А Энверу и его друзьям тогда были интересны лошади. Они, пацаны, уходили из дому и слонялись по окрестностям. Энвер-агъа вспомнил такой случай, который произошёл с ним. При отступлении из Алушты немцы оставили в селе одних румын – их было много. Энвер и его друзья слонялись в местности Бойна в Алуште, что возле поворота дороги на Судак. Румыны подумали, что это идут партизаны, повернули на них пулемет и начали стрелять. Хорошо, что в этом месте была речка и сад, где Энвер с друзьями смогли укрыться – они легли на землю. Оккупанты даже подняли самолёт с судакской стороны, который сбросил бомбы. Энвер и другие ребята лежали, боясь встать. Потом всё утихло, но румын уже не было видно. Энвер и его друзья быстро побежали домой и благополучно вернулись. По словам Энвера-агъа, при отступлении фашистов из Алушты никаких крупных боёв не было. Когда пришли фашисты в Крым, Энверу было 11-12 лет, когда ушли – 14-15 лет.

Выселение из Крыма. 18 мая 1944 г.

С освобождением Крыма от фашистов советские власти первым делом призвали оставшихся в оккупации мужчин любого возраста на фронт. В основном, все попали в трудовую армию.

Отец Энвера-агъа Яхуб Муедин и мой дед Осман Баиров были в трудовой армии в Куйбышеве (ныне Самара). Им удалось выжить, пройти все испытания в трудармии, потом начать поиск родных в местах ссылки, почти всю жизнь прожить на чужбине, и перед смертью ещё успеть вернуться в Крым, увидеть родные места. Яхуб Муедин вернулся и жил в родном Корбеке, где умер в глубокой старости.
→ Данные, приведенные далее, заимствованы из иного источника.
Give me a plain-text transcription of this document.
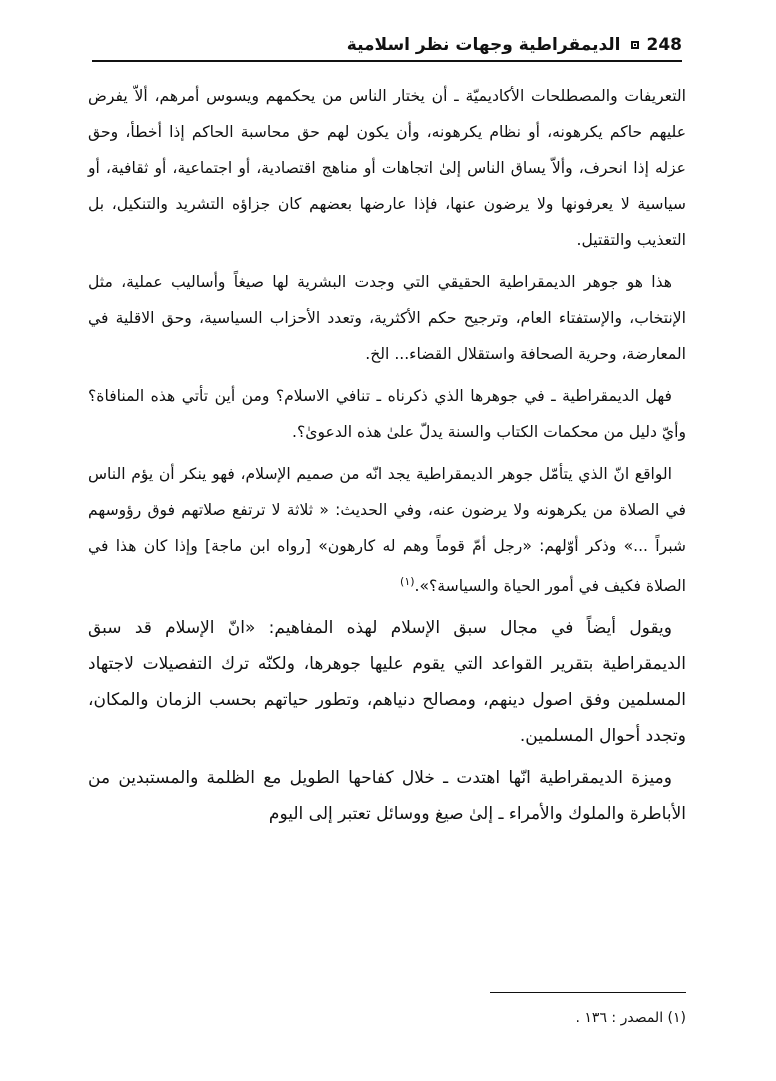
248
الديمقراطية وجهات نظر اسلامية

التعريفات والمصطلحات الأكاديميّة ـ أن يختار الناس من يحكمهم ويسوس أمرهم، ألاّ يفرض عليهم حاكم يكرهونه، أو نظام يكرهونه، وأن يكون لهم حق محاسبة الحاكم إذا أخطأ، وحق عزله إذا انحرف، وألاّ يساق الناس إلىٰ اتجاهات أو مناهج اقتصادية، أو اجتماعية، أو ثقافية، أو سياسية لا يعرفونها ولا يرضون عنها، فإذا عارضها بعضهم كان جزاؤه التشريد والتنكيل، بل التعذيب والتقتيل.

هذا هو جوهر الديمقراطية الحقيقي التي وجدت البشرية لها صيغاً وأساليب عملية، مثل الإنتخاب، والإستفتاء العام، وترجيح حكم الأكثرية، وتعدد الأحزاب السياسية، وحق الاقلية في المعارضة، وحرية الصحافة واستقلال القضاء... الخ.

فهل الديمقراطية ـ في جوهرها الذي ذكرناه ـ تنافي الاسلام؟ ومن أين تأتي هذه المنافاة؟ وأيّ دليل من محكمات الكتاب والسنة يدلّ علىٰ هذه الدعوىٰ؟.

الواقع انّ الذي يتأمّل جوهر الديمقراطية يجد انّه من صميم الإسلام، فهو ينكر أن يؤم الناس في الصلاة من يكرهونه ولا يرضون عنه، وفي الحديث: « ثلاثة لا ترتفع صلاتهم فوق رؤوسهم شبراً ...» وذكر أوّلهم: «رجل أمّ قوماً وهم له كارهون» [رواه ابن ماجة] وإذا كان هذا في الصلاة فكيف في أمور الحياة والسياسة؟».$^{(١)}$

ويقول أيضاً في مجال سبق الإسلام لهذه المفاهيم: «انّ الإسلام قد سبق الديمقراطية بتقرير القواعد التي يقوم عليها جوهرها، ولكنّه ترك التفصيلات لاجتهاد المسلمين وفق اصول دينهم، ومصالح دنياهم، وتطور حياتهم بحسب الزمان والمكان، وتجدد أحوال المسلمين.

وميزة الديمقراطية انّها اهتدت ـ خلال كفاحها الطويل مع الظلمة والمستبدين من الأباطرة والملوك والأمراء ـ إلىٰ صيغ ووسائل تعتبر إلى اليوم

(١) المصدر : ١٣٦ .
Энвер агъа рассказал о событиях накануне выселения в мае 1944 г. следующее:

«Как раз мы тяпали виноградники, потом возвращаемся домой и там, у местечка Шаха по трассе, увидели 5-10 красноармейцев НКВД с голубыми погонами. Русский язык знали плохо, чтобы спросить, зачем они идут в село. Работники НКВД ходили по улицам, записывали фамилии по номерам. У нас была улица Максима Горького. Военные НКВД несколько дней жили у нас дома и у соседей. Но ничего не говорили о том, что будут выселять. Потом уже сказали, что это был приказ, и нужно было держать всё в секрете. Конечно, это всё отговорки, могли хотя бы за час до выселения сказать – приготовьтесь, возьмите пальто, запас хлеба, ценные вещи. А ведь жили у нас, ели наш хлеб. Всё равно разбудили в 4 часа утра, дали на сборы 15 минут и сказали: «Вставайте, одевайтесь и выходите!» Мать взяла на руки младшую дочку Сундус. Мне 14 лет, братику Хурсеиту – 12 лет, сестрёнке Сундус – меньше пяти. Мать говорит: «Ничего из еды не берите, нас всё равно расстреляют как евреев в Алуште». А дома, конечно же, оставались запасы еды, как сейчас у каждого дома».

У семьи был сундук («сандых»), в котором была фасоль. Энвер от отца слышал, что там спрятаны деньги. Энвер быстро сообразил и успел их взять. Конечно же, вся посуда, кровати, постельные принадлежности и т. д. остались дома. Там же остались запасы мяса («тузлу эт, хахач»), много мёда, соленья («туршу»), варенья («татлы»), сухофрукты («хуру армут»). В сарае («арансе») остались домашние животные («айван»).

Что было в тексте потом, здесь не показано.